No. 3 India: 412 deaths, behind a national-record 1,299, to rise to 141,772 and in third place. Cases: 31,521 more compared with a record 97,894 and is second in the world behind the U.S. with 9,767,371

No. 4 Mexico: 671 deaths compared with a high of 1,092 on June 4 for a total of 112,326 in fourth place. Cases: 11,897, six days after record 12,127.

Europe: Coronavirus is surging at record cases levels and deaths that are the highest since the spring with nations instituting lockdowns. The continent reported 5,315 new deaths and 226,279 cases.
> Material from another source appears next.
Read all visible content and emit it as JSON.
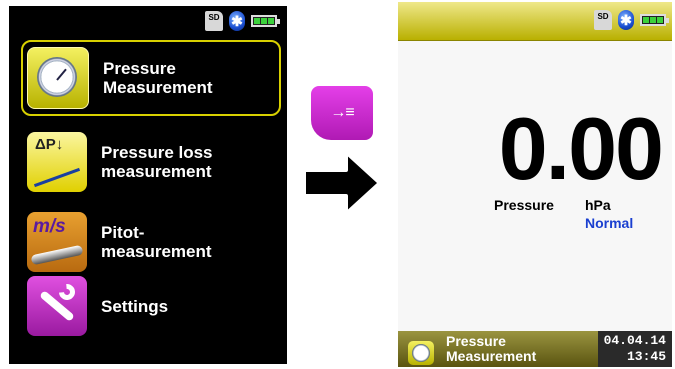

Five European nations are in the top 10. No. 5 United Kingdom 516 deaths, behind the record 1,166 April 21, as well 20,964 cases after a record 33,470 on Nov. 12. No. 6 Italy, which at one time was the world's epicenter, 887 deaths seven days after a record 993 and 126,999 cases after record 40,896 on Nov. 13. No. 7 France 292 deaths after 932 on Nov. 13 that was the most since a record of 1,437 in April, as well as 13,750 cases after a record 86,852 on Oct. 31 and is fourth overall with 2,309,621. No. 9 Spain 325 deaths and 4,595 cases. No. 10 Russia 562 deaths after record 589 Dec. 2 and 27,927 cases three days after 29,039 and fifth overall with 2,515,009.

Also in Europe, No. 15 Poland 470 deaths. No. 16 Germany reported 529 deaths two days after a record 622, with the highest early in the pandemic 333 in April. Cases: record 28,179

No. 8 Iran: 284 deaths after a record 486 on Nov. 16. Cases: 10,403 cases after a record 14,051 Nov. 27.

No. 23 Canada: 126 deaths for a total of 13,109 and 6,739 cases three days after record 7,872 cases.

Sweden, which has been doing "herd immunity" with no lockdown, 21 deaths at 7,354. Neighboring Norway reported record 21 deaths to rise to 382, as well as 498 more cases.

China: the original epicenter of the world, hasn’t reported a death since April 26 and recently dropped to 40th. China added 15 cases Friday.

Japan: 26 deaths for a total of 2,526, including 13 on a ship. Cases: record 2,972.